Numa evolução normal, a Queima processa-se com toda a naturalidade até 1971. Em Coimbra, no entanto, esta desaparece em 1969, ano em que é decretado o "Luto Negro".

No Porto, continua-se a gozar a alegria suprema da semana da "Queima" até 1971, ano em que surgem maiores contestações e esta deixa de se realizar até 1978.
Até 1978, o deserto... Inclusive, as novas condições políticas levaram a que houvesse um certo receio de retaliações, porque as forças mais activas dessa época consideravam as manifestações de cariz académico tradicional como "reaccionárias". Mas, neste ano, um arranque bem forte faz com que as velhas "Tradições Académicas" apareçam à luz do dia mais limpas da lama que as cobria desde à alguns anos. Ouviam-se impropérios, receberam-se frutas podres, pedras, etc., mas não se parou. A "Mini-Queima" - como ficou conhecida a de 1978 - foi o primeiro passo para o reatar das Tradições, que até hoje não pararam de crescer, em aderentes e entusiasmo.  
(in QVID PRAXIS? (PORTVCALENSIS), Cabral, Manuel e Marrana, Rui; Porto, 1982, AEUCP)

No ano seguinte, vencidos os receios sentidos por muita gente, realiza-se uma Queima mais alargada. Surgem duas comissões organizadoras, uma que congregava elementos da FCUP, FPCEUP, FEP, FCNAUP e do ISCAP, que apresentou a ideia da "Semana da Academia" e uma outra, composta por elementos da FEUP, FMUP, FFUP, FMDUP e ICBAS que formavam a comissão intitulada de "Secretariado da Queima das Fitas Tradicional". Só a última singrou. A primeira acabou por se afundar com os organizadores, "nos pantanais do sectarismo político".

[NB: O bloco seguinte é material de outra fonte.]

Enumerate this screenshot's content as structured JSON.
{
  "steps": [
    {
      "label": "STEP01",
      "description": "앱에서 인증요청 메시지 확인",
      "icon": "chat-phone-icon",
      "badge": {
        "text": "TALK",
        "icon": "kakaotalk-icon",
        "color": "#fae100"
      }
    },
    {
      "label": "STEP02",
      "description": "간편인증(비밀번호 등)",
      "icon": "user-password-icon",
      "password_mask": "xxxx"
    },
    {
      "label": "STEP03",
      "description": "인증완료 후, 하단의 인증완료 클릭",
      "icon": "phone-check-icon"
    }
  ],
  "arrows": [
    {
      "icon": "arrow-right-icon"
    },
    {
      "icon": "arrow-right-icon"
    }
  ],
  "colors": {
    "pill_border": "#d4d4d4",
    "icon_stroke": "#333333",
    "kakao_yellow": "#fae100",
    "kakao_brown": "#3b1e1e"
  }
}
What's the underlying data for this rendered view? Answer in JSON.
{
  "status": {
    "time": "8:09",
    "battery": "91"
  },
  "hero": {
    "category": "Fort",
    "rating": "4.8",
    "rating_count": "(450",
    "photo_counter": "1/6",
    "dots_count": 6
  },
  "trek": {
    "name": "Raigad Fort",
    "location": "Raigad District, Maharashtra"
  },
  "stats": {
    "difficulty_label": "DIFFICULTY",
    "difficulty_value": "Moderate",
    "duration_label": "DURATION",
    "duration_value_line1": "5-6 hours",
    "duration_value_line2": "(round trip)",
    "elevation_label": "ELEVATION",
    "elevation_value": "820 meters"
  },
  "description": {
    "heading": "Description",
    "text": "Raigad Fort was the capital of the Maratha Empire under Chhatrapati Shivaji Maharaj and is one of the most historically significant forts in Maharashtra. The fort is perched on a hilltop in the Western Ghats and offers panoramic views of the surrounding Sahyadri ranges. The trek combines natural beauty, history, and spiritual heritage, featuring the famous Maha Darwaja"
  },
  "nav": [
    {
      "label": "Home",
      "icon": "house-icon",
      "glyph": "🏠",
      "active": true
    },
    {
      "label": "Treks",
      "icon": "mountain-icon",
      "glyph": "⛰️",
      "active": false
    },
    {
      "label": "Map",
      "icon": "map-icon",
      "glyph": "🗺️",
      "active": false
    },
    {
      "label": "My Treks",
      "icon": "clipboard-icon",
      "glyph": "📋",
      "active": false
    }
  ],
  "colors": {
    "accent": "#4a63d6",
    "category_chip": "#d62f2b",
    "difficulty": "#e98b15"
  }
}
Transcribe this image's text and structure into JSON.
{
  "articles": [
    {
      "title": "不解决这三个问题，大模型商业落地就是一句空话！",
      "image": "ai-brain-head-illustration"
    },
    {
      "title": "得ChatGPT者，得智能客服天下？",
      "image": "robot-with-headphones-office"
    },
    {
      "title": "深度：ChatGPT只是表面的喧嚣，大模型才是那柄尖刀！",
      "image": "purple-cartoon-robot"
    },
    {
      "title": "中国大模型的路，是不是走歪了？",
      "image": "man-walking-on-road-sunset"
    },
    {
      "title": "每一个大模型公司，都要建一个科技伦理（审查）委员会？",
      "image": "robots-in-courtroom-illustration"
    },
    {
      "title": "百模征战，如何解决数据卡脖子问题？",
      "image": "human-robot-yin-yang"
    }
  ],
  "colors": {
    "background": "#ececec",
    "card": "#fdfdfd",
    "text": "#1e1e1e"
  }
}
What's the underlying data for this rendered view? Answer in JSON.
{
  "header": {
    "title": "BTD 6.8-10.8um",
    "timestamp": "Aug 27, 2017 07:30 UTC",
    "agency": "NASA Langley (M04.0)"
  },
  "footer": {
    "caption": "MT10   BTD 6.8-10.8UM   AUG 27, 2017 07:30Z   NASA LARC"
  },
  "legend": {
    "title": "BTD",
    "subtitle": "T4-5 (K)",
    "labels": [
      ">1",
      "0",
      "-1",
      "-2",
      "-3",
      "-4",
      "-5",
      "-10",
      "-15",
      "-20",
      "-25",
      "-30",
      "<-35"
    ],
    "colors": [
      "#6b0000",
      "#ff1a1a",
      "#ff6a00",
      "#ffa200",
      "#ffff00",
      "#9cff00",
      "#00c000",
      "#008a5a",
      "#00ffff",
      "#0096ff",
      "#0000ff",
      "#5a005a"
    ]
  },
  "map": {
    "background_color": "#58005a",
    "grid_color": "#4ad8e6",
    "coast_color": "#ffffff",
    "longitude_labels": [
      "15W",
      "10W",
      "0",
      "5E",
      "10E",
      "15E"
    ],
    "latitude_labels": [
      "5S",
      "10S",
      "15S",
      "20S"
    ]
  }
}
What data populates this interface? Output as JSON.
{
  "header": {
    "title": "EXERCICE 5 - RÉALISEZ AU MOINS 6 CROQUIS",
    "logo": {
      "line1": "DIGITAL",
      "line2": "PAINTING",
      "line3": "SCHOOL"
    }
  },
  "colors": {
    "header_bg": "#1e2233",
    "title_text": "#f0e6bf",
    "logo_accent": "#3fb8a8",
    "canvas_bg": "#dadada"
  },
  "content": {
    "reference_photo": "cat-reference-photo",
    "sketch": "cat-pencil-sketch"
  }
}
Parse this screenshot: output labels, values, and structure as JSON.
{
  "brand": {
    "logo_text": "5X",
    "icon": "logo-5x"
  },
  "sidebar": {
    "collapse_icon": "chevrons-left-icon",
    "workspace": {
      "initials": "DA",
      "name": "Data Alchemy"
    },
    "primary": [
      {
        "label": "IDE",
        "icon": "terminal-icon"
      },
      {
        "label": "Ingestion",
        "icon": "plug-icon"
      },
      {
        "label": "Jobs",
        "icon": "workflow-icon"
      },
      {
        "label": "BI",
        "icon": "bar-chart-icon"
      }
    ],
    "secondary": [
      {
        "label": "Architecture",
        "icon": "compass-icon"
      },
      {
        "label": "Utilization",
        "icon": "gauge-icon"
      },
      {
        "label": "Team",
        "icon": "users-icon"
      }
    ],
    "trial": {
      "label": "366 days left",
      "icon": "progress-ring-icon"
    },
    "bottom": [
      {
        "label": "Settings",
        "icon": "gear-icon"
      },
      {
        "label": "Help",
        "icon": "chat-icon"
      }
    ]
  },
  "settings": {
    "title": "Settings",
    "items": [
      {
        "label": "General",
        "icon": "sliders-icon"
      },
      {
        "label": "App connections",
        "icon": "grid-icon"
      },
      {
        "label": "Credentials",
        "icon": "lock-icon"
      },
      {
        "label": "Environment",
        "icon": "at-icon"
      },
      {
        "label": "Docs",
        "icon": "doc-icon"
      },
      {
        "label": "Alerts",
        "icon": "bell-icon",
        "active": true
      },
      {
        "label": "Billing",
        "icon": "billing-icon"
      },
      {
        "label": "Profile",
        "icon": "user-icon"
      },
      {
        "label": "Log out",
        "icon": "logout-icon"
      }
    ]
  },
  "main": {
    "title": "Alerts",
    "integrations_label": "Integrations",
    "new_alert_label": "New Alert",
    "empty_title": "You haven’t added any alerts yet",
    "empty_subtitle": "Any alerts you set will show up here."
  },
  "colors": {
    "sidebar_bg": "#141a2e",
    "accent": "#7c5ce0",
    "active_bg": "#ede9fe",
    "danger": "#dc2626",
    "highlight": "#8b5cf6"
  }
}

O "Secretariado da Queima das Fitas Tradicional" desde logo contou com a adesão de uma grande maioria dos académicos. Na conferência de imprensa que realizaram, afirmaram:
Estudantes que somos de uma Academia velha de décadas e rica de tradições e valores, rejeitamos a ideia de que fazer-se tradição seja fazer-se política, como reprovamos a actuação daqueles que, hoje, mais espalhando este conceito, ontem se aproveitaram das tradições para a promoção dos seus ideais (...) 
(in O Primeiro de Janeiro, 5 de Maio de 1979)

E nesse ano, lá saíram para a rua os carros alegóricos decididos a reatar a tradição, tendo tido já muita gente de todas as condições a vê-los passar e a manifestar o seu apoio.

A Missa da Benção das Pastas desse ano foi efectuada na Igreja dos Clérigos, tendo sido celebrada pelo Rev. Prof. Doutor Bernardo Xavier Coutinho, que na missa disse aos estudantes:
O que se está a realizar hoje não é uma alienação. Somos conscientes, temos personalidade e sabemos o que queremos. O futuro é sempre a projecção do passado e o presente só existe quando temos a coragem e a ombridade de tomar posições, como a que estamos a tomar aqui. Não vos deixeis intimidar. Sois os continuadores de uma tradição muito antiga, de médicos, de engenheiros e eruditos. Aqui, na Igreja construída por Nasoni, na Igreja precursora do barroco, o arquitecto deve ter dado dois pulos de satisfação na sua tumba, por vós aqui estardes! 
(in O Primeiro de Janeiro, 18 de Junho de 1979)

Belas palavras, de facto, que muito significado e valor dão a tal manifestação tradicional.

Até hoje, a velhinha Queima continua a ser popular, provocando sentimentos vários por quem a vive intensamente. Quem a vive, leva-a para a vida, como um traço de nós próprios e que nos orgulha de sermos Estudantes.